For being the woman with a plan, Elizabeth actually didn’t email about her policies all that often. For her, email was definitely focused on bringing money in instead of getting information out. Even around debates, her emails seemed reluctant to talk about anything pertinent, and she skimmed over the debate itself as quickly as possible to get back to asking for money.
Elizabeth talked a lot about how great it was that she wasn’t taking money from billionaires or super PACs, and that meant she could focus on me, but as a result, she focused on my money, not my issues. During the entire time I was tracking Elizabeth’s emails, she was never close enough for me to attend one of her events, nor did she have a virtual event I felt comfortable joining (I didn’t count myself as one of her volunteers). Especially at the start of the race, all of the content I was consuming was coming from Elizabeth’s emails…
…and they were not painting a rosy picture. Elizabeth was very hard on herself for her fundraising, never really painting a picture of a bright tomorrow, but instead painting a bleak picture of the dour today. She boasted about not selling her time, and then turned around and encouraged people to donate again and again, dangling the temptation of a personal phone call with the candidate if only you donated to this email. And this email. And Elizabeth will be calling people who donate today, so donate again to get a chance to be called!

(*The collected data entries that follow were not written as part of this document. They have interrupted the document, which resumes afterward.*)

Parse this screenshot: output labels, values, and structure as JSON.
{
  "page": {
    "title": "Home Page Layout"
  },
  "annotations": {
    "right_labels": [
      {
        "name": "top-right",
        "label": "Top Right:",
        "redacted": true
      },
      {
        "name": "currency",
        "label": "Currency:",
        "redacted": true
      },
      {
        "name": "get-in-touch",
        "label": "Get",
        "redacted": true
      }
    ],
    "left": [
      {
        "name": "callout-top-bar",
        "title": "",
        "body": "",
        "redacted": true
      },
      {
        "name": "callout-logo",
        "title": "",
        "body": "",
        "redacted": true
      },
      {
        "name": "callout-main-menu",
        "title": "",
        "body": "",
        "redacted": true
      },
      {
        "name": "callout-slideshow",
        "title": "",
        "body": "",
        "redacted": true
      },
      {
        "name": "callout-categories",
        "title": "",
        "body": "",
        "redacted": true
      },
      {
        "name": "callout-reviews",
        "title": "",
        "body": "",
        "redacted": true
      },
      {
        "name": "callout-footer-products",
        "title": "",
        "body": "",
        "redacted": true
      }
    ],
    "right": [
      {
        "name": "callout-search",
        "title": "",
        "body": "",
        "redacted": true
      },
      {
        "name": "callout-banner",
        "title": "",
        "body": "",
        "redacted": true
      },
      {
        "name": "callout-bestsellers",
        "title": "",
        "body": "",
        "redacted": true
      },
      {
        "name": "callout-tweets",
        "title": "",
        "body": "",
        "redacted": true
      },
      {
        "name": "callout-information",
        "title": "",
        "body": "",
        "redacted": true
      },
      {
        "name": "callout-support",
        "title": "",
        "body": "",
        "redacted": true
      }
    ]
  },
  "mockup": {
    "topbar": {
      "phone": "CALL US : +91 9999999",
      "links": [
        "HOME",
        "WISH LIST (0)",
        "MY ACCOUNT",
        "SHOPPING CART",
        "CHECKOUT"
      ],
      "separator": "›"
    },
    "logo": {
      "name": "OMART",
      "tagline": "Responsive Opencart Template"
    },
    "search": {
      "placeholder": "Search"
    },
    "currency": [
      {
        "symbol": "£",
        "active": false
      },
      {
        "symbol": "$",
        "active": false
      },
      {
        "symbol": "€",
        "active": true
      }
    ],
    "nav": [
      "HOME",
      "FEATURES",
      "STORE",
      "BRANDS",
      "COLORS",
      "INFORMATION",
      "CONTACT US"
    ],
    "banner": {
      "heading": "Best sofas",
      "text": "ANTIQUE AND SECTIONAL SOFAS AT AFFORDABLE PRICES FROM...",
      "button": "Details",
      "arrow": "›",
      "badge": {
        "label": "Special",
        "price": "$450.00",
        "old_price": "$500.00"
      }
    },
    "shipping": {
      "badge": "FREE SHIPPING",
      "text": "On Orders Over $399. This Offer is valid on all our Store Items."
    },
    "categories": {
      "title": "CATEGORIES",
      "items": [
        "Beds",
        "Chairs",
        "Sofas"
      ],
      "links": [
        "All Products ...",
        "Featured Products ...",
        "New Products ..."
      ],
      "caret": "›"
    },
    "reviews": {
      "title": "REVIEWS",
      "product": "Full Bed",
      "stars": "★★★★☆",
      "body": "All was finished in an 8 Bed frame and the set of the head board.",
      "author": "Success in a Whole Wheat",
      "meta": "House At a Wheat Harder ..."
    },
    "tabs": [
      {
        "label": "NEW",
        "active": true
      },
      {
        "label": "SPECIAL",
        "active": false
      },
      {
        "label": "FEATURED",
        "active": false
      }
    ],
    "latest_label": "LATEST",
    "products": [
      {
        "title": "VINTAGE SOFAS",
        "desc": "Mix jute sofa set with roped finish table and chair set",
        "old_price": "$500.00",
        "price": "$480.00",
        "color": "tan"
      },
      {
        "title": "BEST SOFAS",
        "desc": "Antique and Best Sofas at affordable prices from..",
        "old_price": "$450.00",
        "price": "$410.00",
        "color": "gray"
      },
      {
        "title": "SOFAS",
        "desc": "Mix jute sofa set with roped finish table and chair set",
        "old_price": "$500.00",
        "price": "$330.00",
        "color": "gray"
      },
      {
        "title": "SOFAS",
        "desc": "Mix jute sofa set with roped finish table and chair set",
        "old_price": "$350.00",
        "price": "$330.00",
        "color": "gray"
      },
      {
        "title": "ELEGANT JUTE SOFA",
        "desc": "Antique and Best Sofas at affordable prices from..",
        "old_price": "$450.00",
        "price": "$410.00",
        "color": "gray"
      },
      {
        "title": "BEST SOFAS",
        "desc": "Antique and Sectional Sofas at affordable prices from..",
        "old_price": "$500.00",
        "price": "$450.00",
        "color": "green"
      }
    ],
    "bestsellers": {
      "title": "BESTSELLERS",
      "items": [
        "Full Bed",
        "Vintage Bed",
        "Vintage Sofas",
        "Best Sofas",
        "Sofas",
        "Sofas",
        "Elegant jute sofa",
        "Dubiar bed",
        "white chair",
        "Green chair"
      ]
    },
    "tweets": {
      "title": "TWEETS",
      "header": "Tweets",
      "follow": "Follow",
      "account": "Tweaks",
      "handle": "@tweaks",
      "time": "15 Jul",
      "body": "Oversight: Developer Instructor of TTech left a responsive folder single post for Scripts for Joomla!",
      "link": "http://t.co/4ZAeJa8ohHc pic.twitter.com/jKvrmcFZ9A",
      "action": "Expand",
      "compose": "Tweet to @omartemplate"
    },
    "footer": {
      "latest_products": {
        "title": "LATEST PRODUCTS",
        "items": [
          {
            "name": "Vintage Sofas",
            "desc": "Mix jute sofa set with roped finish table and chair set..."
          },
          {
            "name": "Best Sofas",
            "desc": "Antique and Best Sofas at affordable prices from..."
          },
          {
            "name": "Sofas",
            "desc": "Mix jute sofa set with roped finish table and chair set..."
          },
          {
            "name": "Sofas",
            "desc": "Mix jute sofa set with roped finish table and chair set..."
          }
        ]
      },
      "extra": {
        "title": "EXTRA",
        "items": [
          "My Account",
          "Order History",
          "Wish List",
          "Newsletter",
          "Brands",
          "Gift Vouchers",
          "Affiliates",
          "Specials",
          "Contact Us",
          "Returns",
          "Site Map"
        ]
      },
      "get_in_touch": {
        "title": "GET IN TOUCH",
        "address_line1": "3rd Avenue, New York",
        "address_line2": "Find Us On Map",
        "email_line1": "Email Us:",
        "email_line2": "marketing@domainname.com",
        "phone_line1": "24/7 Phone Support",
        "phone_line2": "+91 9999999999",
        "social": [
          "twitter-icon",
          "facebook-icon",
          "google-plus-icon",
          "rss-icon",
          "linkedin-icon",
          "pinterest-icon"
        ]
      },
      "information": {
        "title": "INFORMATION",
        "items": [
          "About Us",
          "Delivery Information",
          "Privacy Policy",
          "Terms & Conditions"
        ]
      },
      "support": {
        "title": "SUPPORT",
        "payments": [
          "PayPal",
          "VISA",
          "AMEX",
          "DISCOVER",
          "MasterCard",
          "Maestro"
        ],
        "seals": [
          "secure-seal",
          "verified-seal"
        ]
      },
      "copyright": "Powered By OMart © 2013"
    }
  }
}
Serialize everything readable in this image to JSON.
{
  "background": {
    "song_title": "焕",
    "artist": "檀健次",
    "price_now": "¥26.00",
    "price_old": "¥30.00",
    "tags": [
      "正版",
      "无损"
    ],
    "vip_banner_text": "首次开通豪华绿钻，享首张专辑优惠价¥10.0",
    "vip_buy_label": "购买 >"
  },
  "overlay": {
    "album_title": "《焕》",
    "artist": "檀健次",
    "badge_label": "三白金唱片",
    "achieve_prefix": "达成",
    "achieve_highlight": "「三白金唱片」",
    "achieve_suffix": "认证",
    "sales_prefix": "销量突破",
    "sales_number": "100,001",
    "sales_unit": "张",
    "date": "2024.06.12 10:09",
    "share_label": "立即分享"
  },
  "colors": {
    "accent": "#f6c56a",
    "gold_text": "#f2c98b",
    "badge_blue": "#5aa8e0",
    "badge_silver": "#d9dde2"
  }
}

The longer this went on, the less charming it was. At first, it felt like Elizabeth just had a running list of donors, and ten or so would be randomly chosen from all of her donors to get a call. By the end, it felt like previous donations absolutely did not count, you had to donate in the moment, or you got nothing.
Elizabeth chased the almighty dollar across her entire campaign, frequently setting nebulous, undefined goals that she was always pacing behind on. We almost never knew if she was aiming for $5,000 or $5,000,000, or just 50,000 donors. She would tells us specific goals for our state, but rarely how that fit in with the overall plan. And some of the things she would do for a dollar…
Elizabeth’s emails were occasionally sprinkled with stories of someone who had next to nothing still giving her their last $3, and how she was grateful “down to her toes” for their sacrifice. Reading these stories, I was horrified up to my ears. It was touching when it was her first election, when she was genuinely a nobody and other working class people wanted to get behind her, but once she was an established politician with national recognition, $10,000,000 seed money in the bank from a previous election, and millions of her own money, it just felt incredibly selfish to hear how she would accept money from the college student with tens of thousands of dollars of student loan debt and only $6 in the bank. The rich need to pay their fair share in this world, and Elizabeth was boasting about how she wasn’t letting them.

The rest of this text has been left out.